The validation I want is true and intimate and vulgar. I want to be petted and grabbed and whispered to in the dark and told I’m lovely. Like you’d pet a handsome dog with soft fur. That’s what I want. But I don’t get that from my beloved. Because if he were the kind of man who would pet my hair and tell me I’m lovely, I would think less of him, would think him weak and shitty and stupid. To be loved by me, he has to be better than me, this puppy who wants to be petted, this child who can’t sleep in the dark, this beggar grabby for coins. 

This doesn’t make any sense. This doesn’t even make for a good relationship. But neither do weddings, right? Weddings have nothing to do with the relationship, right? They have to do with money and family and Jordan almonds and romantic slow songs and the church of your upbringing and seed pearls and cumberbunds and rehearsed toasts and a hotel ballroom with a removable dance floor and cater waiters and a whole bunch of people who have no idea what your voice sounds like when you’re naked in the dark with another. 

A wedding doesn’t symbolize true connection.  It has little to do with whether someone can give me what I need, what I can’t provide for myself.  Adrian fixing everything that breaks and nodding at me, and surprising me with random affection, shaking his head at my flightiness, laughing when I’m funny, knowing that I must stop seeking approval from everyone else but myself.  None of those things about him were clear at our wedding.

That is why I hate weddings. Kind of hard to explain that to a class of kids you’re just meeting, though. 

My name is Carrie. I like herb gardens. I like hot wings. Venice is my favorite city in the world. I don’t dance or drink whiskey. I don’t like air travel. I used to teach high school Spanish.

Why don’t you teach high school Spanish, anymore, Carrie?

Because I can’t hear very well and when I’m using my receptive skills, I’m weak and listening becomes high stakes stress. Because I’m bad at the precision which is verb conjugation. Because I don’t dance or sing or like to lead educational field trips to El Burrito Mercado. Because loving Neruda is different than knowing how to ask for directions. Because I don’t want to do anything in Spain but eat calamari sandwiches and smoke black tobacco. Because the only country in South America I still want to visit is Argentina, where, good luck with the Spanish, because the accents there are CRAYZEEE. 
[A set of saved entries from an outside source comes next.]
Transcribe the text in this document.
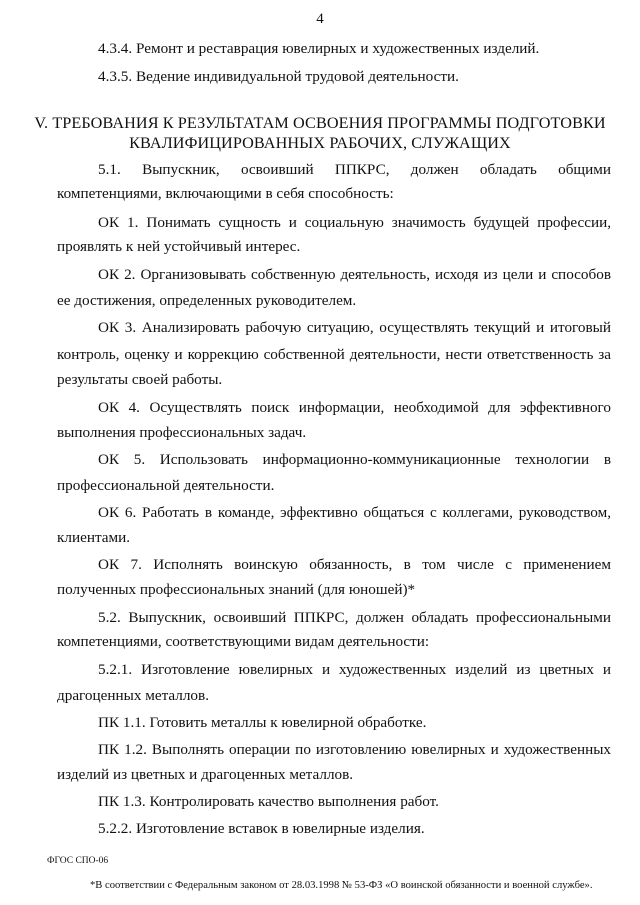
4
4.3.4. Ремонт и реставрация ювелирных и художественных изделий.
4.3.5. Ведение индивидуальной трудовой деятельности.
V. ТРЕБОВАНИЯ К РЕЗУЛЬТАТАМ ОСВОЕНИЯ ПРОГРАММЫ ПОДГОТОВКИ
КВАЛИФИЦИРОВАННЫХ РАБОЧИХ, СЛУЖАЩИХ
5.1. Выпускник, освоивший ППКРС, должен обладать общими
компетенциями, включающими в себя способность:
ОК 1. Понимать сущность и социальную значимость будущей профессии,
проявлять к ней устойчивый интерес.
ОК 2. Организовывать собственную деятельность, исходя из цели и способов
ее достижения, определенных руководителем.
ОК 3. Анализировать рабочую ситуацию, осуществлять текущий и итоговый
контроль, оценку и коррекцию собственной деятельности, нести ответственность за
результаты своей работы.
ОК 4. Осуществлять поиск информации, необходимой для эффективного
выполнения профессиональных задач.
ОК 5. Использовать информационно-коммуникационные технологии в
профессиональной деятельности.
ОК 6. Работать в команде, эффективно общаться с коллегами, руководством,
клиентами.
ОК 7. Исполнять воинскую обязанность, в том числе с применением
полученных профессиональных знаний (для юношей)*
5.2. Выпускник, освоивший ППКРС, должен обладать профессиональными
компетенциями, соответствующими видам деятельности:
5.2.1. Изготовление ювелирных и художественных изделий из цветных и
драгоценных металлов.
ПК 1.1. Готовить металлы к ювелирной обработке.
ПК 1.2. Выполнять операции по изготовлению ювелирных и художественных
изделий из цветных и драгоценных металлов.
ПК 1.3. Контролировать качество выполнения работ.
5.2.2. Изготовление вставок в ювелирные изделия.
ФГОС СПО-06
*В соответствии с Федеральным законом от 28.03.1998 № 53-ФЗ «О воинской обязанности и военной службе».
My name is Carrie. Here were some of my favorite activities in South America:
Drinking rum and lemonade and make out with boys behind discotecas.  Sitting outside little stores on the curb drinking beer until finishing the bottle and returning it to the shopkeeper for the deposit. Playing three-handed bridge after a hike in the rain forest in Ecuador, which involved crawling through a cave of bats.  Bowling in the giant shopping mall in Bogota that was guarded by men carrying automatic weapons. Rambling drunkenly with taxi drivers at 4 am while my travel companion’s hand inched toward me across the dark backseat. 

I cannot teach in a formal school because I am a terrible role model. 
I used to grade my students’ homework while watching television. 
You must not know this about me. 
Please understand that I like watching turtles swim. 
I enjoy reading.

I got married when I was 24.

I have one daughter.

I live in a yellow house.

I’m half-Armenian, half-Norwegian and I love Chopin’s Preludes for piano.

My name is Carrie.  Good to meet you.